Odd Thomas by Dean Koontz – I came to Koontz quite late and I took a risk on him, because at the time, I’d not heard much about him. I was browsing a book shop and I lamented to a friend there was nothing new in the SFF section that looked very interesting. She told me to try another genre, so in a slight huff I wandered slightly to my right into the horror section and started reading the back of several books. This was my first Koontz novel but definitely not my last. Some of Koontz’s novels are brilliant and some I haven’t enjoyed, but I’ve now probably read 90% of his back catalogue. In terms of sheer creativity and the breadth of ideas, the man is a genius. He starts with a tiny seed of an idea on a card, often just a few sentences, and from that he turns it into a gripping and spellbinding story. He doesn’t plan, he does it all as he goes along completely organically and most of the time he’s successful in making the story a cohesive whole.
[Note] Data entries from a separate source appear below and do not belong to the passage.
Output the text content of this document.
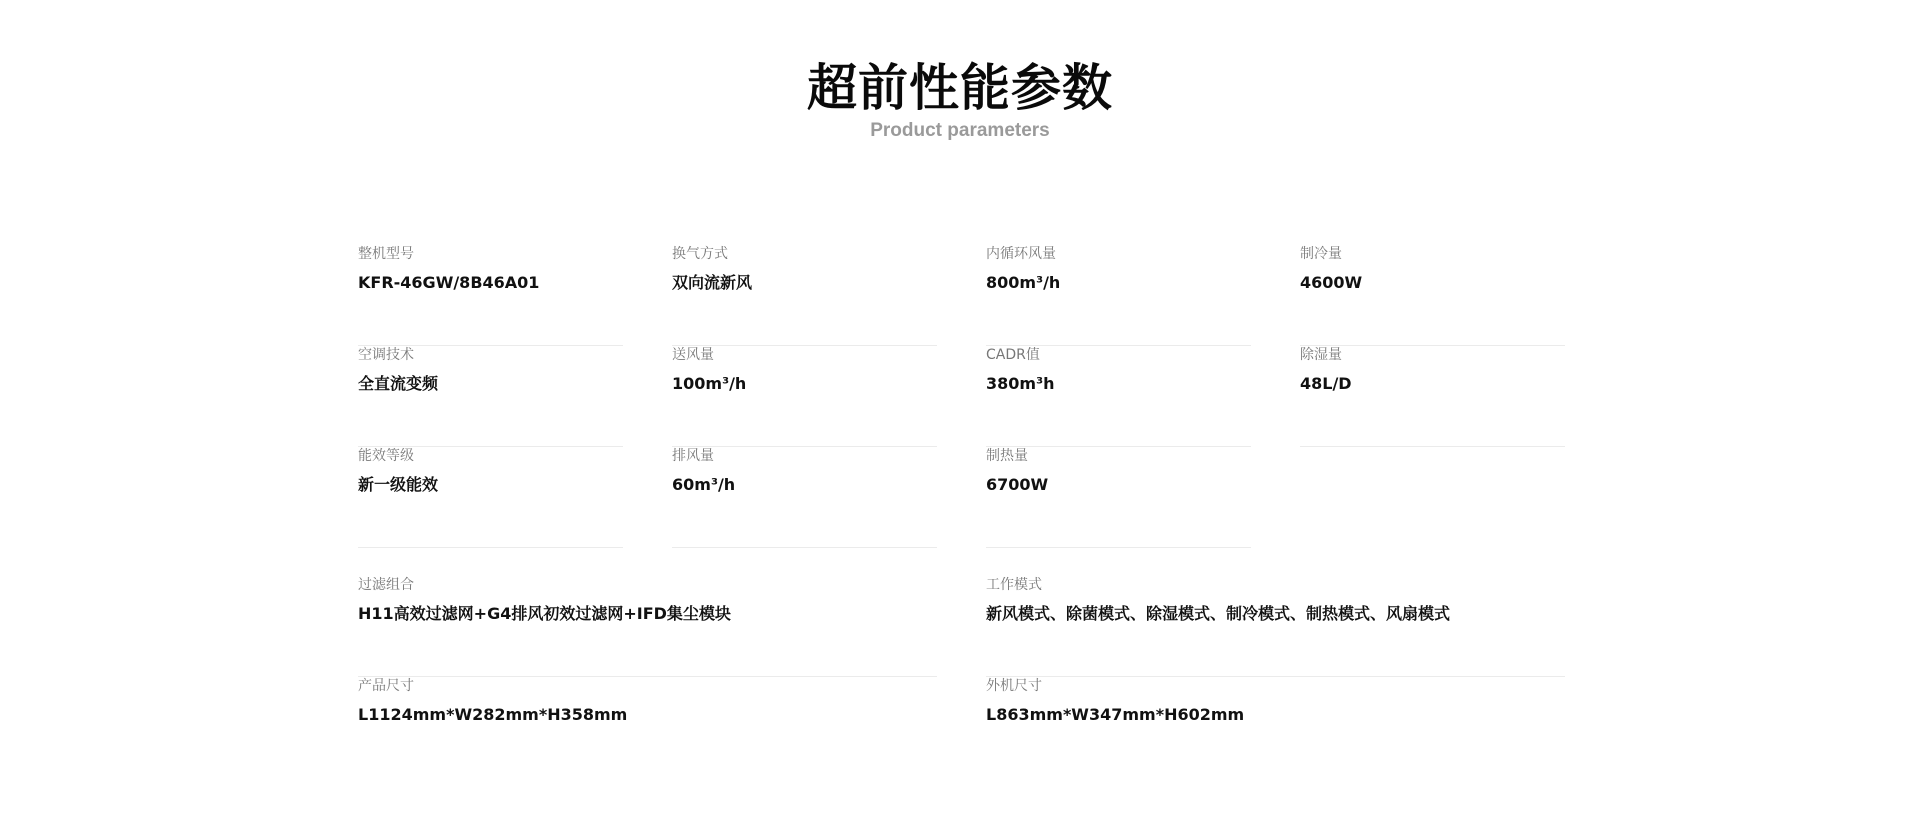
超前性能参数
Product parameters
整机型号
KFR-46GW/8B46A01
换气方式
双向流新风
内循环风量
800m³/h
制冷量
4600W
空调技术
全直流变频
送风量
100m³/h
CADR值
380m³h
除湿量
48L/D
能效等级
新一级能效
排风量
60m³/h
制热量
6700W
过滤组合
H11高效过滤网+G4排风初效过滤网+IFD集尘模块
工作模式
新风模式、除菌模式、除湿模式、制冷模式、制热模式、风扇模式
产品尺寸
L1124mm*W282mm*H358mm
外机尺寸
L863mm*W347mm*H602mm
Only a few of his novels are huge doorsteps and he taught me about economy of words and that you don’t need to waffle on and on to get the message across. Like King he also taught me that using an everyday word is often far better than something you’ve picked out of the thesaurus. He also taught me about conveying character through dialogue. Odd Thomas is a spooky, weird, and gripping story which starts from a slightly familiar premise but Koontz then takes it in a very unique direction. This novel proved to be so popular that he’s gone on to write several more with the same character, which is something of a rarity for him that he’s only done on a couple of occasions in his career, so it shows you there was something very special about this first one.